4. Swap cache: Add 524452, delete 524200, find 60/102, race 0 + 0
5. Free swap: 0 KB/* the remaining swap zone is 0 */
6. 524224 pages of RAM/* 1 page 4 kb, so the memory size is 2 GB */
7. 10227 reserved pages/* Memory reserved within the kernel */
19212 pages shared
253 pages swap cached
10. Out of memory: killed process 17328 (stress)./* processes terminated by signal */
Oom killer cannot be disabled in the upstream kernel, while OOM killer can be disabled in RHEL4 through/proc/sys/Vm/Oom-kill.
1. # Echo 0>/proc/sys/Vm/Oom-kill
Or
1. #/sbin/sysctl-w vm. Oom-kill = 0
If disabled, oom killer will not send signals, but will output the above memory information.
Rhel5 running
The method for confirming the running of OOM killer in rhel5 (Linux 2.6.18) is the same as that in RHEL4.
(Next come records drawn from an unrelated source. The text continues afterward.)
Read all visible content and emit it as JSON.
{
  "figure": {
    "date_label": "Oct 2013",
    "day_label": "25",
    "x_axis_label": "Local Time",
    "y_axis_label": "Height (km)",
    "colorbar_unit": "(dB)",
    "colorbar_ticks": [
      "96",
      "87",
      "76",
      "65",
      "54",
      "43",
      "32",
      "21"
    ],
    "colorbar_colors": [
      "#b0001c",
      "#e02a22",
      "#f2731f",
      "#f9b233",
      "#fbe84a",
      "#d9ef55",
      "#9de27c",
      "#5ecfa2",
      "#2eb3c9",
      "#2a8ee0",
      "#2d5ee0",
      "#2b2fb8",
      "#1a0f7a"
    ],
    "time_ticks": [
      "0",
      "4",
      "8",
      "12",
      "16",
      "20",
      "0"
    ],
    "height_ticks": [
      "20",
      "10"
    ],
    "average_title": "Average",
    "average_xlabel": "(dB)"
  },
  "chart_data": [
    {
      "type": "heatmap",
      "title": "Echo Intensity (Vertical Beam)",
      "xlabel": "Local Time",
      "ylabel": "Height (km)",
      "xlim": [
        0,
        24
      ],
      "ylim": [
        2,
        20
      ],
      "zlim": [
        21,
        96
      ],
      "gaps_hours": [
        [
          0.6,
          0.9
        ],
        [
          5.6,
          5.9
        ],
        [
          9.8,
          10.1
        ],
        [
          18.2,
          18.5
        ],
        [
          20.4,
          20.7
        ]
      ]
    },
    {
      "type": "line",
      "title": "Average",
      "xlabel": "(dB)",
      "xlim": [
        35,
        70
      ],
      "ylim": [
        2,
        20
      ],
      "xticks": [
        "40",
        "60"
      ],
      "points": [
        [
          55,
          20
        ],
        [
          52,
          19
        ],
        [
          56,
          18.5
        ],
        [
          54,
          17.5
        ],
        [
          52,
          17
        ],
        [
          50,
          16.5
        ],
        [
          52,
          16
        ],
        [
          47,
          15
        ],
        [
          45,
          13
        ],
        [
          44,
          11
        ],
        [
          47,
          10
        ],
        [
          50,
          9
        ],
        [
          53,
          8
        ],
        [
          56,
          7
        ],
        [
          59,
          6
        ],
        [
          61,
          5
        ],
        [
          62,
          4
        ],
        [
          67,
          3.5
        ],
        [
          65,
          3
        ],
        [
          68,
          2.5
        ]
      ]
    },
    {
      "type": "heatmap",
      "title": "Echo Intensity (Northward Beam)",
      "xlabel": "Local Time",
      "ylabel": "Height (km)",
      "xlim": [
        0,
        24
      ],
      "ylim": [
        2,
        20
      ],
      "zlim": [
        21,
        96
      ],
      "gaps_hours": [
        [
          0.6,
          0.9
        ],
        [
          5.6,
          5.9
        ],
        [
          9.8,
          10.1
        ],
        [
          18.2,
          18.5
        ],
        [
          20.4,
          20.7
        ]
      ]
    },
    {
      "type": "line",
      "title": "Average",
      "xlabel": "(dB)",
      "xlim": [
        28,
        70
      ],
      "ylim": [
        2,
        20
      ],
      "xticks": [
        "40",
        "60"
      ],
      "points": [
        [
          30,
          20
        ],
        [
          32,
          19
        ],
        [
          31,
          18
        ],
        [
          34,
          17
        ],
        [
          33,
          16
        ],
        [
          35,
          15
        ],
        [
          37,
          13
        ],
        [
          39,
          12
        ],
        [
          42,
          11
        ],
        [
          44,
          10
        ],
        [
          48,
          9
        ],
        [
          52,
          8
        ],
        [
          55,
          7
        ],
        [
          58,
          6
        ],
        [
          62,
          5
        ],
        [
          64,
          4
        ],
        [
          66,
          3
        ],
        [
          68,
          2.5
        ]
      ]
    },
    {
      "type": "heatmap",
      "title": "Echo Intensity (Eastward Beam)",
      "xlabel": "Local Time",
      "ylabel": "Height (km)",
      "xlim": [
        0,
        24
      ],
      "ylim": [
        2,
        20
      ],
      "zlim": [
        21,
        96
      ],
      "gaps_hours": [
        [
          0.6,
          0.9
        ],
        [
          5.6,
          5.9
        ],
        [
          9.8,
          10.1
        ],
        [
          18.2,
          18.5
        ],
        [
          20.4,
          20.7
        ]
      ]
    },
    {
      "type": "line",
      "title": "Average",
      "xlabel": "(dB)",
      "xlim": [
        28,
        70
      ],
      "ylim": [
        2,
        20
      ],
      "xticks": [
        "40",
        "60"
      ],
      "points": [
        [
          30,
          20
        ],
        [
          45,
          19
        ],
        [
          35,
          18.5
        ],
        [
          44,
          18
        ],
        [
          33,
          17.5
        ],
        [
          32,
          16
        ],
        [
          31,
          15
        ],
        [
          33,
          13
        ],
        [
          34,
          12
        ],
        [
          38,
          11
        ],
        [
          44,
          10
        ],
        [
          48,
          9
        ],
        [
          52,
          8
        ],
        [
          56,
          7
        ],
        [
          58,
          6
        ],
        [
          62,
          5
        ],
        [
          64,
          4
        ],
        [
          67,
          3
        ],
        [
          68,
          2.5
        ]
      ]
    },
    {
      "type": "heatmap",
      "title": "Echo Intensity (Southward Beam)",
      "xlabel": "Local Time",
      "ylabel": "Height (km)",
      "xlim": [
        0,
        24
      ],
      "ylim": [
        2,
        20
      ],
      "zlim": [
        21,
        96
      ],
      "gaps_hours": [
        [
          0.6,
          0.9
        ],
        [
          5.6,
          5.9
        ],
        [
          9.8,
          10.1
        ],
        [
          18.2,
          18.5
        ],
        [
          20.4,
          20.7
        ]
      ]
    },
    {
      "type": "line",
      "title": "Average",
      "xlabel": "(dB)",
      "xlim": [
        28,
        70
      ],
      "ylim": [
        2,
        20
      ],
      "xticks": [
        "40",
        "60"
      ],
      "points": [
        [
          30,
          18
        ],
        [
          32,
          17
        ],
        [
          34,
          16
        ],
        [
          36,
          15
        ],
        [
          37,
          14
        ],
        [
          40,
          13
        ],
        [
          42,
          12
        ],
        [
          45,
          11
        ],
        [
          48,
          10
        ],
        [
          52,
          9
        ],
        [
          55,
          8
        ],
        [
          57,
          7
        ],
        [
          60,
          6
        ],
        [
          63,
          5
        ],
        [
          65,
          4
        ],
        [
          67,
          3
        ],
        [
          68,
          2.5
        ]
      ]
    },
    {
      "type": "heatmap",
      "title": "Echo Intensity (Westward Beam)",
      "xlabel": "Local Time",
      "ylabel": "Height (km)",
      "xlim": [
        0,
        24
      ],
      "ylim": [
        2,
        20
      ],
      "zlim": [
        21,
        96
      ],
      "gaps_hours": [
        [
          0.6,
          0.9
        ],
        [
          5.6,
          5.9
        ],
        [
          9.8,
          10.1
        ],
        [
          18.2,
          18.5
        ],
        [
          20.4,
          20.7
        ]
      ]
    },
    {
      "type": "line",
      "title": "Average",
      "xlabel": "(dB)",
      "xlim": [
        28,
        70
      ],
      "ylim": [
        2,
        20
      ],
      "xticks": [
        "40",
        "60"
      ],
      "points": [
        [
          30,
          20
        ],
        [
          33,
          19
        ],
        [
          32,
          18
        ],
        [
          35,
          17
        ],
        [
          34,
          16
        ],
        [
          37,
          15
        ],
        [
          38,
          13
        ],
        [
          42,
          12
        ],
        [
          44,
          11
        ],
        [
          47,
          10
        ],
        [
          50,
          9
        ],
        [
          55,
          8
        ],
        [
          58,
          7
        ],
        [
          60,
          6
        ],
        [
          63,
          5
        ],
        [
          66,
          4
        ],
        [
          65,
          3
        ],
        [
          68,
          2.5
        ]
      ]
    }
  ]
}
1. # stress -- VM 2 -- VM-bytes 2g -- VM-keep
2. Stress: info: [11779] dispatching HOGS: 0 CPU, 0 Io, 2 Vm, 0 HDD
3. Stress: fail: [11779] (416) <-- worker 11780 got signal 9/* sigkill */
4. Stress: Warn: [1, 11779] (418) now reaping child worker Processes
5. Stress: fail: [1, 11779] (452) failed run completed in 46 s
The console screen is as follows. Added backtracing output for running OOM killer to facilitate debugging.
1. Call trace:
2. [<ffffff800bf551>] out_of_memory + 0x8e/0x321
3. [<ffffffff8000f08c>] _ alloc_pages + 0x22b/0x2b4
4 ....
5. [<ffffffff800087fd>] _ handle_mm_fault + 0x208/0 xe04
6. [<ffffff80065a6a>] do_page_fault + 0x4b8/0x81d
7. [<ffffff800894ad>] default_wake_function + 0x0/0xe
8. [<ffffff80039dda>] tty_ldisc_deref + 0x68/0 x7b
9. [<ffffff8005cde9>] error_exit + 0x0/0x84
10. mem-Info:
11 ....
12. Swap cache: Add 512503, delete 512504, find 90/129, race 0 + 0
13. Free swap = 0kb
14. Total swap = 2048276kb
15. Free swap: 0 KB
16. 524224 pages of RAM
17. 42102 reserved pages
18. 78 pages shared
19. 0 pages swap cached
20. Out of memory: killed process 11780 (stress ).
Run rhel6
The OOM killer Calculation Method in rhel6.0 is basically no different from rhel5. The rhel6 series will not run with caution as described in rhel5 features. It runs basically the same as the upstream kernel.
Summary
This section describes the structure and various settings of OOM killer. When the system runs abnormally, check Syslog and so on. If the output of OOM killer is available, we can see that there was a memory shortage.